Meals on Wheels: The Meals on Wheels program has struggled for years to continue to provide one meal a day to low income seniors. They, too, fell under the scalpel of the sequester and suffered an 8 percent reduction in a program that was already underfunded.

In Alachua County there is a waiting list for seniors to participate in the program. Is denying low-income seniors one meal a day something to strut about?
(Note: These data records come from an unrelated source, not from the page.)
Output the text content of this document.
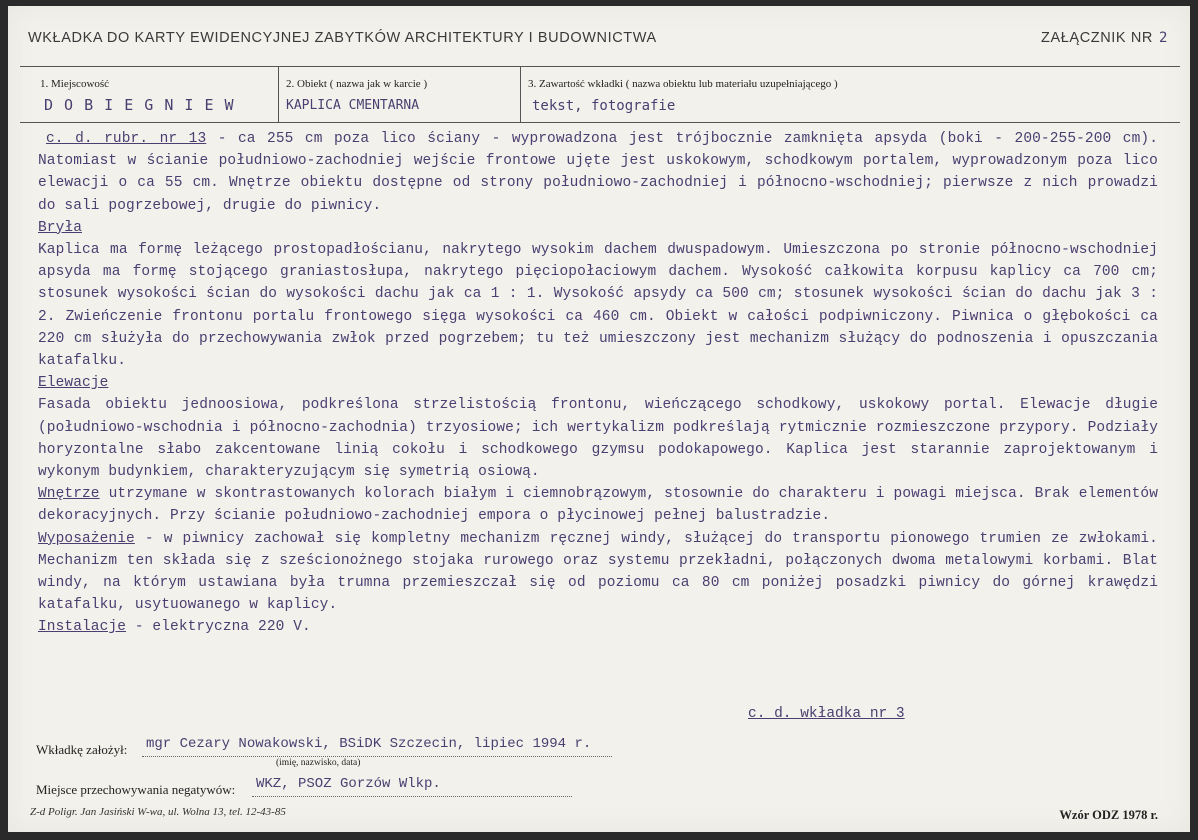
WKŁADKA DO KARTY EWIDENCYJNEJ ZABYTKÓW ARCHITEKTURY I BUDOWNICTWA	ZAŁĄCZNIK NR 2
1. Miejscowość
D O B I E G N I E W
2. Obiekt ( nazwa jak w karcie )
KAPLICA CMENTARNA
3. Zawartość wkładki ( nazwa obiektu lub materiału uzupełniającego )
tekst, fotografie

c. d. rubr. nr 13 - ca 255 cm poza lico ściany - wyprowadzona jest trójbocznie zamknięta apsyda (boki - 200-255-200 cm). Natomiast w ścianie południowo-zachodniej wejście frontowe ujęte jest uskokowym, schodkowym portalem, wyprowadzonym poza lico elewacji o ca 55 cm. Wnętrze obiektu dostępne od strony południowo-zachodniej i północno-wschodniej; pierwsze z nich prowadzi do sali pogrzebowej, drugie do piwnicy.

Bryła

Kaplica ma formę leżącego prostopadłościanu, nakrytego wysokim dachem dwuspadowym. Umieszczona po stronie północno-wschodniej apsyda ma formę stojącego graniastosłupa, nakrytego pięciopołaciowym dachem. Wysokość całkowita korpusu kaplicy ca 700 cm; stosunek wysokości ścian do wysokości dachu jak ca 1 : 1. Wysokość apsydy ca 500 cm; stosunek wysokości ścian do dachu jak 3 : 2. Zwieńczenie frontonu portalu frontowego sięga wysokości ca 460 cm. Obiekt w całości podpiwniczony. Piwnica o głębokości ca 220 cm służyła do przechowywania zwłok przed pogrzebem; tu też umieszczony jest mechanizm służący do podnoszenia i opuszczania katafalku.

Elewacje

Fasada obiektu jednoosiowa, podkreślona strzelistością frontonu, wieńczącego schodkowy, uskokowy portal. Elewacje długie (południowo-wschodnia i północno-zachodnia) trzyosiowe; ich wertykalizm podkreślają rytmicznie rozmieszczone przypory. Podziały horyzontalne słabo zakcentowane linią cokołu i schodkowego gzymsu podokapowego. Kaplica jest starannie zaprojektowanym i wykonym budynkiem, charakteryzującym się symetrią osiową.

Wnętrze utrzymane w skontrastowanych kolorach białym i ciemnobrązowym, stosownie do charakteru i powagi miejsca. Brak elementów dekoracyjnych. Przy ścianie południowo-zachodniej empora o płycinowej pełnej balustradzie.

Wyposażenie - w piwnicy zachował się kompletny mechanizm ręcznej windy, służącej do transportu pionowego trumien ze zwłokami. Mechanizm ten składa się z sześcionożnego stojaka rurowego oraz systemu przekładni, połączonych dwoma metalowymi korbami. Blat windy, na którym ustawiana była trumna przemieszczał się od poziomu ca 80 cm poniżej posadzki piwnicy do górnej krawędzi katafalku, usytuowanego w kaplicy.

Instalacje - elektryczna 220 V.

c. d. wkładka nr 3
Wkładkę założył: mgr Cezary Nowakowski, BSiDK Szczecin, lipiec 1994 r.
(imię, nazwisko, data)
Miejsce przechowywania negatywów: WKZ, PSOZ Gorzów Wlkp.
Z-d Poligr. Jan Jasiński W-wa, ul. Wolna 13, tel. 12-43-85	Wzór ODZ 1978 r.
And now to the government default issue. As Rep. Yoho stated, “ I'm not going to raise the debt ceiling.” Let me translate that statement into real meaning for people. The first, biggest owner of U.S. debt is the Social Security fund. Delivery of Social Security checks has not been impacted by the government shutdown, recipients have received their funds as usual. In a government default, Social Security checks could be disrupted, delayed, no automatic deposit because the funds would not be on hand, in other words, your check would not be in the mail.

It is without question Rep. Yoho needs to hear from the silent majority now!

Call his Washington office, email him, let him hear from you. Here is the information:

Washington office: 202-225-5744; Gainesville office: 352-505-0838; or email him by visiting his website at yoho.house.gov/contact/email-me.

Finally to Rep. Yoho, I share the words of President Lincoln: “If once you forfeit the confidence of your fellow citizens, you can never regain their respect and esteem.”

Cynthia Moore Chestnut is a former state representative, Alachua County commissioner and Gainesville city commissioner. She lives in Gainesville.